Marijuana in Salotto | Guida alla Coltivazione Fai Da Te di Luca Marola
Prudenza vorrebbe di separare con nettezza le argomentazioni ideali dalle istruzioni pratiche. Con l’eccezione di un manipolo di crociati, ormai tutti riconoscono almeno dignità politica alle tesi antiproibizioniste, dagli effetti sulla lotta al narcotraffico fino al valore dell’autodeterminazione individuale. Si può non condividere ma è raro dover ancora ascoltare le sparate di chi prova ad attribuire all’antiproibizionista il ruolo dell’untore dedito a spargere l’abuso di droghe in giro per il globo. Se poi si parla di uso terapeutico, ecco che anche gli oppositori più arcigni vacillano, invocano i dubbi della scienza, quella stessa scienza che da decenni riducono in manette se si arrischia a occuparsi del vero impatto delle sostanze stupefacenti illegali, anche in comparazione con quelle legali.
La prudenza chiama, perché quando si varca la soglia dell’argomentare e si entra nel terreno del praticare si fa presto ad esser ricacciati nel girone degli istigatori a delinquere, di fatto o di diritto. In Francia, la formula della criminalizzazione è quella in base alla quale è sanzionata la presentazione della cannabis “sous un jour favorable”, che letteralmente significa “sotto un giorno favorevole”, cioè sotto una luce favorevole. Proprio così: una luce favorevole, musica per le orecchie del buon coltivatore, ironia della sorte per un divieto che prova a sradicare, prima ancora della pianta, la libertà di espressione. Giusto comunque non far confusione per chi ha a cuore la causa antiproibizionista: coltivare e consumare non è di per sé utile a legalizzare, forse è perfino controproducente quando aliena il sostegno di coloro che badano laicamente agli effetti sulla società, e che se solo il proibizionismo funzionasse si terrebbero di buon grado il proibizionismo.
“Se solo il proibizionismo funzionasse”: ecco l’ipotesi di fronte alla quale persino la prudenza rischia di essere troppa. Pensare che possa funzionare la persecuzione di una pianta, con i suoi semini, i suoi fiori e i suoi coltivatori, è un’ipotesi che contiene in sé il germe di una pretesa eccessiva per lo Stato, le sue leggi e i suoi apparati. Se poi la persecuzione si estende all’atto stesso di ingerire una sostanza, di introdurla nel corpo, la pretesa richiama le illusioni di ogni totalitarismo di poter distruggere l’umanità reale in nome di un’umanità che esiste solo nei sogni del fanatico di turno, incapace di accorgersi che il suo sogno è incubo per troppi, almeno fino a quando la tragedia lo seppellirà. È accaduto storicamente per ogni fascismo, accadrà con il proibizionismo. Ma non vogliamo aspettare troppo quel giorno, anzi quel “giorno favorevole”.

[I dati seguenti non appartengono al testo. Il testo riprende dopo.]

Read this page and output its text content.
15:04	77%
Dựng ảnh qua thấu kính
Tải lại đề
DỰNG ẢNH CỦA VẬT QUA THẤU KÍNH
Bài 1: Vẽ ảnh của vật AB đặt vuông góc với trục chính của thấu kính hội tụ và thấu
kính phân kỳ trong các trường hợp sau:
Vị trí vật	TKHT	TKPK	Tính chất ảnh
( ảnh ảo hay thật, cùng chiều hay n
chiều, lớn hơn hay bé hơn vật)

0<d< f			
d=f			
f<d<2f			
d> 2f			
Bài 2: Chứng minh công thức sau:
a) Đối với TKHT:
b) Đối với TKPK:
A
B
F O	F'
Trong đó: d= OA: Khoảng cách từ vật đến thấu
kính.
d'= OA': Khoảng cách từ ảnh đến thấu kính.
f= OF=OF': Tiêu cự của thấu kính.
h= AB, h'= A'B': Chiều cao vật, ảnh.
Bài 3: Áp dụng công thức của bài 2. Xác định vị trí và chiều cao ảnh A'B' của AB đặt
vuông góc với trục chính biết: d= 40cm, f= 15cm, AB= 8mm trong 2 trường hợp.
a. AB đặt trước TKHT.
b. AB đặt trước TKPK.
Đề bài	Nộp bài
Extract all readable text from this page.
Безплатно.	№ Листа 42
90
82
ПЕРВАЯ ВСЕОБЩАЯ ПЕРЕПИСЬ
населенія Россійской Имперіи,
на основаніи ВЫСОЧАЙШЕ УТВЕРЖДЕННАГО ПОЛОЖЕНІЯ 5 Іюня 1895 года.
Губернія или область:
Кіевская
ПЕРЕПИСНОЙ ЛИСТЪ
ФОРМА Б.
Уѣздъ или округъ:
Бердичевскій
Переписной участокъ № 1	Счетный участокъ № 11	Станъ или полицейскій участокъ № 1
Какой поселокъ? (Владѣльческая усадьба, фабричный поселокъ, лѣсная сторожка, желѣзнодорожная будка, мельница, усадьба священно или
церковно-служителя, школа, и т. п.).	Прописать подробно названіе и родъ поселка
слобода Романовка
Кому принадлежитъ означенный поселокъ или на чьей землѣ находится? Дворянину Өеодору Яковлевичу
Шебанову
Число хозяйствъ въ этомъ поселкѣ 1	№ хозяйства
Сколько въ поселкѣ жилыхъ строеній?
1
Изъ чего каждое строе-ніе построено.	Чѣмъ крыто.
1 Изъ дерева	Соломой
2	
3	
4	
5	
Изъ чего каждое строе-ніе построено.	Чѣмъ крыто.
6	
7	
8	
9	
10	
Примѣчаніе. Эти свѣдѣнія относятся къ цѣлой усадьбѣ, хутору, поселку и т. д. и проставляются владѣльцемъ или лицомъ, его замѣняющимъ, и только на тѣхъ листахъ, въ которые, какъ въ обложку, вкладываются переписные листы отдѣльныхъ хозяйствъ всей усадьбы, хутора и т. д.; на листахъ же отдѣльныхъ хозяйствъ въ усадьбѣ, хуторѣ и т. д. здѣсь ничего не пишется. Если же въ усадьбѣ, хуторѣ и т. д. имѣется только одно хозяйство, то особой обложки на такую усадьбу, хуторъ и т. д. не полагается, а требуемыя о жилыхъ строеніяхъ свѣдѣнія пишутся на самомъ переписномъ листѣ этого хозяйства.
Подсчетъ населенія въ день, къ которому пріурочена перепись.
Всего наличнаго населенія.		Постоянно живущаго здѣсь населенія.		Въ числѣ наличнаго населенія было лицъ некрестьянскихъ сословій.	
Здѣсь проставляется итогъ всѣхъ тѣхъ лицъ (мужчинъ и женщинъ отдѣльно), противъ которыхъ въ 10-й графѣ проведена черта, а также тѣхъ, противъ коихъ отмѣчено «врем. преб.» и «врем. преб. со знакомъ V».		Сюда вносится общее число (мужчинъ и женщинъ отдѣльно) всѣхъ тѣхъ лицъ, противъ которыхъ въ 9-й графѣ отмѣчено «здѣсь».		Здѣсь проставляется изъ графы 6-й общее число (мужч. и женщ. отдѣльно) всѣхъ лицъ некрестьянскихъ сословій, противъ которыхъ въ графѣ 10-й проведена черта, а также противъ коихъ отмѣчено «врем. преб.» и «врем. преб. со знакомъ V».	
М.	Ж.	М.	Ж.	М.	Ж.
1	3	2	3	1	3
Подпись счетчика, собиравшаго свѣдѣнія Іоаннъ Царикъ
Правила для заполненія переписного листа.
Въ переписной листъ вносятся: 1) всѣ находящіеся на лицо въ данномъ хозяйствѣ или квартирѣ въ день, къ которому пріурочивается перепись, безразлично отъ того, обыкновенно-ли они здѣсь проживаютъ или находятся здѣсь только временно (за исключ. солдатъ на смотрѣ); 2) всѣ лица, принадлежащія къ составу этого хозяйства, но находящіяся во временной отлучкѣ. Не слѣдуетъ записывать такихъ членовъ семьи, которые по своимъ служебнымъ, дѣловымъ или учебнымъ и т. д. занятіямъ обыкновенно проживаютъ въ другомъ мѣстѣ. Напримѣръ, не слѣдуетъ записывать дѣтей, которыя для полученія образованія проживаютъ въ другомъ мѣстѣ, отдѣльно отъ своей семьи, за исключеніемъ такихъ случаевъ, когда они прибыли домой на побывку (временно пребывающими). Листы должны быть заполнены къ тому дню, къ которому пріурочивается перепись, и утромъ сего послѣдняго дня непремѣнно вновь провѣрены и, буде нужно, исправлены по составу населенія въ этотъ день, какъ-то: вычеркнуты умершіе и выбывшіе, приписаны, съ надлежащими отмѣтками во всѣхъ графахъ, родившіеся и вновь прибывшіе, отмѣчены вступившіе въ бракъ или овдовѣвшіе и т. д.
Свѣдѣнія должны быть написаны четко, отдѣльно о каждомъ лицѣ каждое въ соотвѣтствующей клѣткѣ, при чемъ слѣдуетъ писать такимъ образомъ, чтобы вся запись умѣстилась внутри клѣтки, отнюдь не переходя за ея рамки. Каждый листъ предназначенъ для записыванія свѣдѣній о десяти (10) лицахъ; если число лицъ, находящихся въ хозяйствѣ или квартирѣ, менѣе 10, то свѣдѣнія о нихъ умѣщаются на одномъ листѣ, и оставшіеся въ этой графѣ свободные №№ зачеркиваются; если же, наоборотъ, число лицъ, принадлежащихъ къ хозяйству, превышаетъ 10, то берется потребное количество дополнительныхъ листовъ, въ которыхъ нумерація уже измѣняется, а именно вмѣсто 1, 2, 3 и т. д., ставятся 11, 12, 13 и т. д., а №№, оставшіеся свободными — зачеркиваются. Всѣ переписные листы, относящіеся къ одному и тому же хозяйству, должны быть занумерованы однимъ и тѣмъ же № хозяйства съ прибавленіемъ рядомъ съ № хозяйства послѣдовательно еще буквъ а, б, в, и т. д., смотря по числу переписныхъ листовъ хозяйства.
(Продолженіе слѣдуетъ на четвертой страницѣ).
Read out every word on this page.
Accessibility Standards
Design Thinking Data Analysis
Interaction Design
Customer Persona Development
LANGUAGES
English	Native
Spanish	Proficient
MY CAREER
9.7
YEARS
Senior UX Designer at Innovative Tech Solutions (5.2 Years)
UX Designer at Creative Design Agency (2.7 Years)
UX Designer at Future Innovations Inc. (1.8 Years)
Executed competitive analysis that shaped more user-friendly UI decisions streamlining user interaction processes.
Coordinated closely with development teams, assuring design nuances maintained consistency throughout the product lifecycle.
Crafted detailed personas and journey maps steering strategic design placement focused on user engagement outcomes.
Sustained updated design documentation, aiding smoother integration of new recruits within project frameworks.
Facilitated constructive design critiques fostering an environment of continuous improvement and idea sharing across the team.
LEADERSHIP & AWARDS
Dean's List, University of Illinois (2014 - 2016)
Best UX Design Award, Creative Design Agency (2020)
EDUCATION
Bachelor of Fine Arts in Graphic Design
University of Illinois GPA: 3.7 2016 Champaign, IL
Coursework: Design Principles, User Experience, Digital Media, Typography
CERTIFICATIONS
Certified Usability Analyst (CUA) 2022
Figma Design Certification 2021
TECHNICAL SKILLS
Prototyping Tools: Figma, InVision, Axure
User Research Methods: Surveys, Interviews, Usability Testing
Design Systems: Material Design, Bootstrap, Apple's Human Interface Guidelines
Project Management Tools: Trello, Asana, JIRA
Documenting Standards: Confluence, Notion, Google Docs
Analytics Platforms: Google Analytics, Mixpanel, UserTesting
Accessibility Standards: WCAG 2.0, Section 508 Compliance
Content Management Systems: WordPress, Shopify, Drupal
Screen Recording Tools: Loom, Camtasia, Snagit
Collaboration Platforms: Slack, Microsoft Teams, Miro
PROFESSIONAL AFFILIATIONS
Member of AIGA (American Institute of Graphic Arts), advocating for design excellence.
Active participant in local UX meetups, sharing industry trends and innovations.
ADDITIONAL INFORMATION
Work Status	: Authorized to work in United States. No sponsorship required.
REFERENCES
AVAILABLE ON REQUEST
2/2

Persino un manuale di coltivazione, di per sé a-politico e a-proibizionsta, può aiutare a capire perché il proibizionismo non può funzionare. Mentre sfogliamo pagine che parlano di botanica siamo consapevoli che un testo sottostante evoca la prima causa di ingolfamento delle aule di tribunale e delle casse della mafia. È sufficiente questa consapevolezza a far intuire le ragioni nobili e ideali della legalizzazione, senza nemmeno conoscere i saggi di Milton Friedman. È sufficiente questa consapevolezza a prevedere gli effetti pratici fallimentari della guerra contro i diritti che va sotto il nome di guerra contro le droghe.
Sarà anche vero: magari i coltivatori non sono utili alla causa, né gli spinellati, né tante altre categorie che godono di pessima stampa. Meglio però non esagerare con la selezione all’ingresso. Non abbiamo motivi per ritenere che la proverbiale saggezza contadina non riesca ad attecchire almeno un po’ anche tra i potenziali coltivatori di cannabis, magari ad incuriosirli su chi cerca di cambiare le leggi e sulle disobbedienze civili radicali. Coltiviamo la speranza che qualche lettore alla ricerca di una “luce favorevole” per le proprie foglie si attivi anche per avvicinare il tempo di quella “giornata favorevole” nella quale una pianta tornerà ad essere soltanto una pianta.